Being a curious human being, I tried Stop N Shop just to see what the buzz was about and it was that, just buzz. It was overwhelming to me and where I felt disconnected. In my case, food shopping was up until my Waldbaums closed an experience. It was a time where I could connect with those who have worked there each and every time I shopped. It was akin to the small grocers of the past and now it is gone. As you will see bigger is not always better.

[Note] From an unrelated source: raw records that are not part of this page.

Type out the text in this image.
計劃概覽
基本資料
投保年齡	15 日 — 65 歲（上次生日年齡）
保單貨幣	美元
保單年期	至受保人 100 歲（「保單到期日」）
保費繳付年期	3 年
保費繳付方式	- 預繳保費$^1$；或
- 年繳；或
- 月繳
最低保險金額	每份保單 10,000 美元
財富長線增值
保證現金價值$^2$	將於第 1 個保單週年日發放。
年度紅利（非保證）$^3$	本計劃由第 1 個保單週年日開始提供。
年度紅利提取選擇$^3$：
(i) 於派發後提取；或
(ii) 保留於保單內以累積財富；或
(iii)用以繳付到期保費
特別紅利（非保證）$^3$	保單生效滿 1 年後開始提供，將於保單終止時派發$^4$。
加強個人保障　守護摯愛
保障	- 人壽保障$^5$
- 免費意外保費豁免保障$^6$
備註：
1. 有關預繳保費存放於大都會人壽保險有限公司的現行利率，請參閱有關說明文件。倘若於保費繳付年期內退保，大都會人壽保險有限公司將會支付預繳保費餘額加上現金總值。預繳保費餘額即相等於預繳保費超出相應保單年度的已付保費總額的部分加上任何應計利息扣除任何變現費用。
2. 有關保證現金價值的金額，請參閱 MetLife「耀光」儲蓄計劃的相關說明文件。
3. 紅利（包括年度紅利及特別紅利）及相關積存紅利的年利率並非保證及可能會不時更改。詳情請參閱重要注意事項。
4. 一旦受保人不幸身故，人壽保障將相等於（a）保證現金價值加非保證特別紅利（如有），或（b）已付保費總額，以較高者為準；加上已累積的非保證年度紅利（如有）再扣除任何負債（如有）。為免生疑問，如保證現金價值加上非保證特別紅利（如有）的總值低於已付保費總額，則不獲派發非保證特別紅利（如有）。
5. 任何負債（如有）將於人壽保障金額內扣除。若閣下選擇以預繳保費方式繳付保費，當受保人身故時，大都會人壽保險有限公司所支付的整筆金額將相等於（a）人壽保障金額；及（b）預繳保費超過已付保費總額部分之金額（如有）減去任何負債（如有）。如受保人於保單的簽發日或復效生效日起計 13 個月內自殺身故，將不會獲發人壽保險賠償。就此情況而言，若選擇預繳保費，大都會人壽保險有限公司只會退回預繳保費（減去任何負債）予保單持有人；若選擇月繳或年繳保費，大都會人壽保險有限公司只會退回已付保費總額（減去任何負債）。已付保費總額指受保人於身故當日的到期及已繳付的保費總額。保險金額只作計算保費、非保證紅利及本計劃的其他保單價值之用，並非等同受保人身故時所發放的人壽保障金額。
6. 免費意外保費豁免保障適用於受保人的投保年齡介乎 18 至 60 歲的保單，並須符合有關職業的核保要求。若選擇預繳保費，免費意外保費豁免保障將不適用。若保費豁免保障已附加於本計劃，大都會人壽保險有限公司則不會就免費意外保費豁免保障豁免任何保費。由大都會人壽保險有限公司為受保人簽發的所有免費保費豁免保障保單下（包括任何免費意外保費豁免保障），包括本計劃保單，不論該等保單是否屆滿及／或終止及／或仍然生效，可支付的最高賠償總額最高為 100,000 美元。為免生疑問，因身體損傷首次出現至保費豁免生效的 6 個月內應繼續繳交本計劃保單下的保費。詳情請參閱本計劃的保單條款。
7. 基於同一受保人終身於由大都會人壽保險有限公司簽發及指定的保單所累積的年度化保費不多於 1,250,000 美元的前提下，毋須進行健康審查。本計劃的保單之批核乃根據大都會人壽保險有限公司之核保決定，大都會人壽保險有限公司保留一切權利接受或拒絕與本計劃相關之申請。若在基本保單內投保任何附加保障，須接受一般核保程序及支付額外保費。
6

Going food shopping at my little Waldbaums was not a chore since I love talking to people and often did with the lady behind the deli counter, the butcher, those at the customer service desk as well as Fred who used to manage that store. Fred loved to tease me and made shopping fun. Since I do not drive for medical reasons, one time while waiting for a cab, Fred drove me home. Now that was customer service. Who will replace him as I now have to choose another store to shop in? Most likely it will be the Waldbaums in Rocky Point.

I often think that in shopping at these bigger stores, through the large volume of goods they sell, it loans itself to one blowing their food budget. You almost feel like a little kid in a candy store. How many of you who grew accustomed to shopping at smaller stores when a bigger one opened up, you then visited that larger store, got hooked and then tended to buy more than you actually needed?

I think the reason why this one particular store’s closing has hit me hard is that in 1991 my family and I moved out here to Sound Beach. We came from Uniondale and we wanted a slower pace of life for our two small children who are almost adults now. When we visited that small Waldbaums which was then A&P, it was like shopping in a country store. Even the community was different, but slowly overtime it has become the very thing we left. Route 347 is just as busy and as dangerous as Old Country Road, Fulton Avenue or Front Street. The stores that were smaller out here have been replaced by the large box stores. How sad.

In closing, what I am trying to convey here is don’t be dazzled by the larger stores when you have so loyally shopped at the smaller ones. You know the stores where to borrow a phrase from the long gone TV show, Cheers “Where everybody knows your name” To those who made food shopping fun at the Miller Place Waldbaums, I want to say thank you.